3. Plan some questions to ask during the preview discussion.

4. Describe the characters and roles to your participants.

5. Choose two or three participants to act as characters in the role play and encourage them to feel and act like the characters they are supposed to be.

Conducting

1. Be sure that everyone can see and hear well enough to follow the role play.

2. Watch carefully to see if the players are raising issues appropriate to the main problem. Take notes during the role play and refer to your notes during the discussion that follows.

3. Watch everyone else during the role play to see if they are still interested, or are becoming bored and restless.

4. Stop the role play when you feel the actors have shown the feelings and ideas which are important to the situation.

5. Thank the actors for their help and good work.

Reviewing

I. Ask the actors and other participants to discuss their feelings, what they discovered during the activity, how this relates to what they already know and how this information can help them in their daily lives and work.

Caution

Sometimes, situations can be emotional, so debriefing must be done sensitively. Remind the participants that they must "de-role" and become themselves again. A relaxation technique can help reduce emotional tension and refocus on reality.

2. Refer to the questions that you have prepared. When you have posed all the questions, move onto the next stage.

Evaluating

1. Ask the participants if this was a valuable activity for them: why or why not?

2. Listen to the comments. Do the participants have a better understanding of personal feelings and values which are part of the problem or situation?

3. Ask for suggestions on how the role play could be improved next time.

Strengths

· A very flexible activity because it can be used any time in the workshop and for most topics of discussion.

· Can be done two to three times eliciting various outcomes. Can also be interrupted mid-flow to debrief on feelings at the height of action.

· Identifies attitude changes effectively by placing people in specific roles. This demonstrates that a person's behavior is not only a function of their personality but also of the situation they happen to be in.

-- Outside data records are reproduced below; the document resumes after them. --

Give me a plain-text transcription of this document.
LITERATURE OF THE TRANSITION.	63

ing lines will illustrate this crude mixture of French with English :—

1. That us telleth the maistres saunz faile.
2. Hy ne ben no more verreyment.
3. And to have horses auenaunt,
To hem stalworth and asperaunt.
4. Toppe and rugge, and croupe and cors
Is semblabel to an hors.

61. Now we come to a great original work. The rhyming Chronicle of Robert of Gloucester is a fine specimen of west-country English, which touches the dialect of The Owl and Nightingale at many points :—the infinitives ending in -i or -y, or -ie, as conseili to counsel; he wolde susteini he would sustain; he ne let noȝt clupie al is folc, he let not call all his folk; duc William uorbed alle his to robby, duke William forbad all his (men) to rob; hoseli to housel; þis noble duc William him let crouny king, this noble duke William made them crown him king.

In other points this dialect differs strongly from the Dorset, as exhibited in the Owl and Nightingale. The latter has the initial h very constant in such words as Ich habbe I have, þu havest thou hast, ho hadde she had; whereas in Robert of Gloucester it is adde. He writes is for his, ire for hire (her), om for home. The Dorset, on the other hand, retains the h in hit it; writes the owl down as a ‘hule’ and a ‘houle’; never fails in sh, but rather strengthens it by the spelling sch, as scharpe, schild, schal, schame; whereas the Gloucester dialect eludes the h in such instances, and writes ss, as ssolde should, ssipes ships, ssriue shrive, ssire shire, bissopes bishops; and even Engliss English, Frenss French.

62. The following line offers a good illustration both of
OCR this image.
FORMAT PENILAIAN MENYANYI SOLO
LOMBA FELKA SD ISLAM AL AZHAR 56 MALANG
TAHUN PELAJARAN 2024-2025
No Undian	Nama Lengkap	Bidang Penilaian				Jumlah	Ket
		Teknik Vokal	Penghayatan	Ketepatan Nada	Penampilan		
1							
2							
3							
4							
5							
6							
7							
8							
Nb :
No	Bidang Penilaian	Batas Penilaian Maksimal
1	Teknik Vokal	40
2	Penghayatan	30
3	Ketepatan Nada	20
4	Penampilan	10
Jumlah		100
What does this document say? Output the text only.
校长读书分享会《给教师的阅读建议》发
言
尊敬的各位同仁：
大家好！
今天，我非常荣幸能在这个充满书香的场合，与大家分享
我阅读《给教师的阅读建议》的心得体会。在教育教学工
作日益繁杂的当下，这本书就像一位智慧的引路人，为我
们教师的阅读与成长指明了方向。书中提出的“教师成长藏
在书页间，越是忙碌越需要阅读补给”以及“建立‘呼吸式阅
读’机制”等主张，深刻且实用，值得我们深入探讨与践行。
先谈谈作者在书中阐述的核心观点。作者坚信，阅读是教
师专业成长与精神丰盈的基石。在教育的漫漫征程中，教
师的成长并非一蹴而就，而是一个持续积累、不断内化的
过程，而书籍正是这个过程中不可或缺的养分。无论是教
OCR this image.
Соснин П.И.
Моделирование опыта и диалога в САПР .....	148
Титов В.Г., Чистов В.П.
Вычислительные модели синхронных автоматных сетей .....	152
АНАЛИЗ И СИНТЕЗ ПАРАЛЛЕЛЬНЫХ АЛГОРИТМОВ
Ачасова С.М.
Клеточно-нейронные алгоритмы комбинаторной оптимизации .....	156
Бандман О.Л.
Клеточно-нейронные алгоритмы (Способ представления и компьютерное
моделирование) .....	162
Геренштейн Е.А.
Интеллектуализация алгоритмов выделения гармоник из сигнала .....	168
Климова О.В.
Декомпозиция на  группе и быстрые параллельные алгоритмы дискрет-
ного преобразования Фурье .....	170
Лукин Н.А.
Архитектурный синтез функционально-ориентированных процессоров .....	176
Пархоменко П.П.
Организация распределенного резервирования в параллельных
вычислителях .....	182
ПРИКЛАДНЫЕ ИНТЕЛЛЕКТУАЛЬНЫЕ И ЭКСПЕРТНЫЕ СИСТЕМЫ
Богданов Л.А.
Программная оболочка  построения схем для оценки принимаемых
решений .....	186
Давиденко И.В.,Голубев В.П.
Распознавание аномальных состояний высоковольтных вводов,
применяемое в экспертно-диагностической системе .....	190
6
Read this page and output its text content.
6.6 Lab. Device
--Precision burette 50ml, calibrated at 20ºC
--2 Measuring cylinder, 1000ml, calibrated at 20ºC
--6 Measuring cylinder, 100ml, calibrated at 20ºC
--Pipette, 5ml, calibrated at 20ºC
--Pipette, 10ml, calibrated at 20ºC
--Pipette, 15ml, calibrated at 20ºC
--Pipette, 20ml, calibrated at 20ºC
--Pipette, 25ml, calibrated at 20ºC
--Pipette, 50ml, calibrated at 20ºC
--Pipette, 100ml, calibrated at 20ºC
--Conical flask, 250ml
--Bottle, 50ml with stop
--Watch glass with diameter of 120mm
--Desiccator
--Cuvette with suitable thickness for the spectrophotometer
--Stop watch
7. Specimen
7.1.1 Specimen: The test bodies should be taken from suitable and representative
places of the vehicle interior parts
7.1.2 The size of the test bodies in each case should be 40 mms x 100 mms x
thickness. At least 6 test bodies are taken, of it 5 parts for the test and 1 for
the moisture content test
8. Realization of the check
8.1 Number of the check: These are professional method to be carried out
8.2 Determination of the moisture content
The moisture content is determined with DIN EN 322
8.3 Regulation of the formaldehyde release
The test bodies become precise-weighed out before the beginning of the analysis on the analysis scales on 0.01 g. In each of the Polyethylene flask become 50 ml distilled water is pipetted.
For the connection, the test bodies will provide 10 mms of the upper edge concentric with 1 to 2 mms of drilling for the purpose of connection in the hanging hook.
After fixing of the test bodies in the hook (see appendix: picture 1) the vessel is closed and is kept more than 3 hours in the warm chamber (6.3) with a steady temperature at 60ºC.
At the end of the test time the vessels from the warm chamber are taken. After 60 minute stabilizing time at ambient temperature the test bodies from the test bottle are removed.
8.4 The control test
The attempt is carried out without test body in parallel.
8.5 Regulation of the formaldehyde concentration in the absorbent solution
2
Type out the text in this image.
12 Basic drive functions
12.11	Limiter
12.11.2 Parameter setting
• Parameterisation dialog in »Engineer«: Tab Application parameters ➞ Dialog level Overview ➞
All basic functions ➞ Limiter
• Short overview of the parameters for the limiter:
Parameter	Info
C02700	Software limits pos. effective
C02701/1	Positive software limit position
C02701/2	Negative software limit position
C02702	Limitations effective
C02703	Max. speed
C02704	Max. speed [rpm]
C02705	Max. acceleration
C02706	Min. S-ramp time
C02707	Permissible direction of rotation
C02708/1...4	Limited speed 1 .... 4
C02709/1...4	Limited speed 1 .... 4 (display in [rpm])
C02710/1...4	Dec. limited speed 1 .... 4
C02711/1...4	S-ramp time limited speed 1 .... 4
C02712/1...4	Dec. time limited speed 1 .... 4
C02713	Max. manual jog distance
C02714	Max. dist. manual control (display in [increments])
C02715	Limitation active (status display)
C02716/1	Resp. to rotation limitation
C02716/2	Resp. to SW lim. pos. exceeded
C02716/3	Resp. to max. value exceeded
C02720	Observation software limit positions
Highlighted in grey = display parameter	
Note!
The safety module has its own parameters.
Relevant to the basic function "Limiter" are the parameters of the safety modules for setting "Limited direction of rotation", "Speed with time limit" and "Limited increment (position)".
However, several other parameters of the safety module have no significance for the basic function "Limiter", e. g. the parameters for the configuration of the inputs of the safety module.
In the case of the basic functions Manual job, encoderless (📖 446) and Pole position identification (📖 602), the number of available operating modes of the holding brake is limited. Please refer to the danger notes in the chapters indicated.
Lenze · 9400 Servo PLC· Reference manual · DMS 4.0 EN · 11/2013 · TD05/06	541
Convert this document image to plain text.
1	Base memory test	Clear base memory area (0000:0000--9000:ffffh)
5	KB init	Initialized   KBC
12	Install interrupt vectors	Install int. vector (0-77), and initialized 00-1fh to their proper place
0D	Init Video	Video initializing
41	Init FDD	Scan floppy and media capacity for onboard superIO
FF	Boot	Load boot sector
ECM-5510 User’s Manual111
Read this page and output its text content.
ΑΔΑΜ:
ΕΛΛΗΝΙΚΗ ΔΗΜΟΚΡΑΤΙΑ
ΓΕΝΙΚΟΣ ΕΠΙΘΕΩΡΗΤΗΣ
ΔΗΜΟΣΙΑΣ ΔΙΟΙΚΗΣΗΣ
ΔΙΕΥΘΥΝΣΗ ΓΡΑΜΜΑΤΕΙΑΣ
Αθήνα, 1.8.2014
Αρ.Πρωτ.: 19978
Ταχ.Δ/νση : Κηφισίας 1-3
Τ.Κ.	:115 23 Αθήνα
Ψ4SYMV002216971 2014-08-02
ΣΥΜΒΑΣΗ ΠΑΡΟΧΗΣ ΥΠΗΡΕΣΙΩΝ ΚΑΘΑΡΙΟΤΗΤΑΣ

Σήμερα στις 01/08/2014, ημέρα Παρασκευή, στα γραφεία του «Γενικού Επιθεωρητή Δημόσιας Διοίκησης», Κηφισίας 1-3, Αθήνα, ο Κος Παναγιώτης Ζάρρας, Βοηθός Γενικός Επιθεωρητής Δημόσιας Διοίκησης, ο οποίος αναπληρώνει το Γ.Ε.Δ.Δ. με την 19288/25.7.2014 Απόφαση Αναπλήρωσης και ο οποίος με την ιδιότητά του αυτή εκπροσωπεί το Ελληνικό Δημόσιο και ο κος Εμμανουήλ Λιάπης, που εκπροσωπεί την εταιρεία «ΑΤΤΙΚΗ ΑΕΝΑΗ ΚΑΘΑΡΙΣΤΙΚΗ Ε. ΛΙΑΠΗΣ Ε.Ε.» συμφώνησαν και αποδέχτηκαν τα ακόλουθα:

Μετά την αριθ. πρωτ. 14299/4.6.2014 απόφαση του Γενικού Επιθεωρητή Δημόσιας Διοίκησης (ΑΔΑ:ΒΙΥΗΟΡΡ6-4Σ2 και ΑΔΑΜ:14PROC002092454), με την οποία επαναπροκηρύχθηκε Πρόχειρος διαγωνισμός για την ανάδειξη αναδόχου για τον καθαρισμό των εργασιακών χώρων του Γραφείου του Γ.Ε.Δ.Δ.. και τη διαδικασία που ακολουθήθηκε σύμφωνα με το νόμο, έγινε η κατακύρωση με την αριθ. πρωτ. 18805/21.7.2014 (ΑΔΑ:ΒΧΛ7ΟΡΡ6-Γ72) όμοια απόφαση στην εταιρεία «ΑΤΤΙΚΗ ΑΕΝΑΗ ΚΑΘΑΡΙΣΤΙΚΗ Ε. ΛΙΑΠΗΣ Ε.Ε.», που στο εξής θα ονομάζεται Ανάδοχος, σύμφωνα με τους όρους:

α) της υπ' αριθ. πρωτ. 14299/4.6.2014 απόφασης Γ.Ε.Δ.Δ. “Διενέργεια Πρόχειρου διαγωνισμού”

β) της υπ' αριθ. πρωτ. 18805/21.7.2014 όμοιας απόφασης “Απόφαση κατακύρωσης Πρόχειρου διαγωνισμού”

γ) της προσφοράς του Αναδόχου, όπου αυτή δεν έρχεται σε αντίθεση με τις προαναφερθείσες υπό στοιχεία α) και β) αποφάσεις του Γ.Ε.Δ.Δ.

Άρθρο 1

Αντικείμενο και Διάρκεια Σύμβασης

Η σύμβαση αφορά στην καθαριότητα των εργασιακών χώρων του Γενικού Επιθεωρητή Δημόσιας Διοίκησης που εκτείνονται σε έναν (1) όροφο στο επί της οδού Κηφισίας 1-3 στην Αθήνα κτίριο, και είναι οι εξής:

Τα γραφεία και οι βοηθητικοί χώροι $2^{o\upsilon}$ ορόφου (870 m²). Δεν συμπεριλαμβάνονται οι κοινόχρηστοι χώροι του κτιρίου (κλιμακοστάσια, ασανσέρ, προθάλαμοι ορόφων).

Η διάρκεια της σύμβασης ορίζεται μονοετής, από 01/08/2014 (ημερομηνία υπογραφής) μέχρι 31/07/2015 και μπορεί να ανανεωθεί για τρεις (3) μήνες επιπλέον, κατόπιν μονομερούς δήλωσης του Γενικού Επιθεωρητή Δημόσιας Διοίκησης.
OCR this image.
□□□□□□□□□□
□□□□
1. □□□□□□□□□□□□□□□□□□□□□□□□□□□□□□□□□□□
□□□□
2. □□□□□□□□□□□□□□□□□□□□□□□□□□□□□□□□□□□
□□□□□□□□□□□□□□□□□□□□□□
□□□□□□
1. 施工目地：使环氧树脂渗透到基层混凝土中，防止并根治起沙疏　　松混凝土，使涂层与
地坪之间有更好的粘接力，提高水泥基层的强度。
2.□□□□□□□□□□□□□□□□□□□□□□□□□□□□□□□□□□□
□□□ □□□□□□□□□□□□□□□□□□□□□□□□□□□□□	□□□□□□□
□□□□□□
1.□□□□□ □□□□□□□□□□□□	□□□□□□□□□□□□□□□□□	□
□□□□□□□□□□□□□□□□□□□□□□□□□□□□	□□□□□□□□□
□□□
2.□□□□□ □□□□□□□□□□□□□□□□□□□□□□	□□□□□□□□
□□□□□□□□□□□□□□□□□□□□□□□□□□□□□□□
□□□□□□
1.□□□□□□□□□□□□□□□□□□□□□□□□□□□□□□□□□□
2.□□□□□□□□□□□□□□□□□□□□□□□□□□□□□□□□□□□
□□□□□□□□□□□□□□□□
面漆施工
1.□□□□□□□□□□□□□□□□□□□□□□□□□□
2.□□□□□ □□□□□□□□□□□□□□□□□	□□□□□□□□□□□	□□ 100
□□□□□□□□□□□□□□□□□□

· Shows different ways of handling a problem or situation.

Limitation

· Sometimes, participants are inhibited by either personality or cultural norms.

Outcome

Note

It may take a long time for groups to get organized and be ready for the presentation.

A group, who has been provided with a safe forum for expressing their emotional feelings could now more easily work out any conflicts between them or with other related parties. The role play activity has enabled the group to work together and a discussion of the problem or issues can now be facilitated.

Example

Role play can be useful to facilitate discussions of illegal fishing and fishery laws in communities and to help in seminars on apprehension, arrest, filing of cases and court room procedures. One example can be the fish warden deputy training. Participants can act out different scenes during the life of fisherfolk, fish wardens, representatives from the Department of Agriculture and court fiscals, etc.

A discussion about illegal fishing occurs. Another participant can then join in the role play as a fish warden.

A fisherfolk is "caught in the act" using illegal means of fishing. What happens next? What issues are raised? For effective synthesis, the following questions can be asked to start, discussion:

· What did you feel as you were acting out the role?
· Has this situation or something similar ever happened to you in your community or in your line of work?
· What did you do? What did other people do in such a situation?
· What insights have you gained regarding the role of a fish warden and the culture of the people?